Can China’s growth kickstart the Kraneshares CSI China Internet ETF?

The Kraneshares CSI China Internet ETF is struggling, despite the Chinese economy’s ongoing post-Covid recovery. The fund, which invests in Chinese internet-related companies, has dipped by 12% since the start of the year. However, it could turn a corner if China’s tech sector revives. Top holding Tencent recently reported positive quarterly results, though rival Alibaba missed expectations.

- Kraneshares CSI China Internet ETF falls nearly 12% this year, despite China’s Covid-battered economy seeing gradual recovery.

- Top holding Tencent posts positive revenues, but second holding Alibaba’s growth is sluggish.

- China predicted by IMF to be world leader for economic growth in 2023.

The Kraneshares CSI China Internet ETF [KWEB] offers exposure to China-based companies focused on internet-related technology. However, the fund, which tracks the CSI Overseas China Internet Index, has fallen 11.9% since the beginning of the year and is down 1.3% across the past 12 months.

Tight Covid restrictions, interest rate increases and regulatory crackdowns have weighed on the Chinese technology sector in the past couple of years. But, as inflation finally slows down and the Chinese government relaxes sector clampdowns, investors may be tempted back towards growth tech stocks.

China’s inflation rate fell to 0.1% in April 2023, the lowest rate since February 2021, according to figures from Trading Economics.

The fund offers exposure to firms “benefitting from increasing domestic consumption by China's growing middle class”, and gives access to Chinese internet companies including Tencent [0700.HK] and Alibaba [9988.HK], its top two holdings as of 19 May.

Hong Kong-based companies account for 67.1% of its regional exposure, while 31% of its holdings are based in the US.

Key players

Alibaba is the second-largest holding in the KWEB fund, with an 8.96% share of the portfolio.

Earlier this year it was announced that the leading Chinese tech company will split into six separate companies. Alibaba stock spiked 14.3% on 28 March, the day of the news, while KWEB crept up a somewhat more modest 4.3%.

The news also added $32bn to the company’s market cap within 24 hours, and led to £1bn-worth of investments in the KraneShares CSI China Internet ETF changing hands. Despite this, KWEB only saw £25m inflows on the day of the news, suggesting it may take more to inspire investor confidence in China-oriented ETFs. Last week, Alibaba reported quarterly revenue growth of 2%, lower than expected by Refinitiv analysts, while announcing plans to spin off its cloud-based business.
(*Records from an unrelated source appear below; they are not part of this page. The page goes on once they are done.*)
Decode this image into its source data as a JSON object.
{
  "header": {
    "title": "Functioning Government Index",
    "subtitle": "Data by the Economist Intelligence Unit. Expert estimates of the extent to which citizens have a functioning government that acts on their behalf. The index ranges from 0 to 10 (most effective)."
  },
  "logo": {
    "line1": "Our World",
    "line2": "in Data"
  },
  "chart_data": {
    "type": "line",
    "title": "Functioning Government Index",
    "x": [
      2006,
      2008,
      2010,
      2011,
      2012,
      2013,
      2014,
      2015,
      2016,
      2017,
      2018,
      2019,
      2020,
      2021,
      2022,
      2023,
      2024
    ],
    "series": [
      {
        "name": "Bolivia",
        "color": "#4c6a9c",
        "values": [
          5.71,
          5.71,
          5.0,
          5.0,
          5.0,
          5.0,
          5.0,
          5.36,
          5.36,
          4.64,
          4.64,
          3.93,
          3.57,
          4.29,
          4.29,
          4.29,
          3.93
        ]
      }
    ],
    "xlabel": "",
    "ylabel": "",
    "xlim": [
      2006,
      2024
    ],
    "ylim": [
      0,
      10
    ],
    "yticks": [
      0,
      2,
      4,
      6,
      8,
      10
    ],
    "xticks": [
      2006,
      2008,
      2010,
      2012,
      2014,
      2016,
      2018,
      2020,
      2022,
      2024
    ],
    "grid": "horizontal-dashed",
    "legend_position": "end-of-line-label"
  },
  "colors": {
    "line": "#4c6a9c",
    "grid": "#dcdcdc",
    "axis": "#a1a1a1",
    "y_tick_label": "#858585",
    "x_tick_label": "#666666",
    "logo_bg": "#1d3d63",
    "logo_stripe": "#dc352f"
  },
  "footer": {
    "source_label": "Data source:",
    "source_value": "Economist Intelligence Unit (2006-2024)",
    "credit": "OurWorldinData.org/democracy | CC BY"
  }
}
But the largest holding in the KWEB fund is ecommerce giant Tencent, with 12.05% of the portfolio.

Last week the WeChat owner announced positive earnings for its first quarter, reporting an 11% uptick in revenue, and exceeding forecasts by analysts polled by Refinitiv. However, the day following the news on 17 May, KWEB closed down 4.2%, suggesting the announcement failed to make a positive impact on the fund.


China’s tech companies suffered in 2021 and 2022, amidst general stock market turmoil and China’s restrictive zero-Covid policy. However, since the government ended the policy last December, the Chinese economy has been in a state of recovery. Guo Shuqing, chairman of the China Banking and Insurance Regulatory Commission, in January indicated that the state’s clampdown on tech would also be ending, saying: “Next, we’ll promote healthy development of internet platforms.”

In early May, the International Monetary Fund predicted China will drive one-third of global growth in 2023. This has led to a more bullish outlook for China’s tech sector. Recent reports from Chinese internet firms “confirmed our view that earnings will continue to improve this year for the sector”, Jian Shi Cortesi, a fund manager at GAM Investment Management, told Bloomberg.

However, not all onlookers are as positive. In March, Martin Petch, Moody’s Investors Service senior credit officer and vice president, commented: “The government’s conservative growth target of 5% for 2023 recognises that the pickup in China’s growth continues to face headwinds.”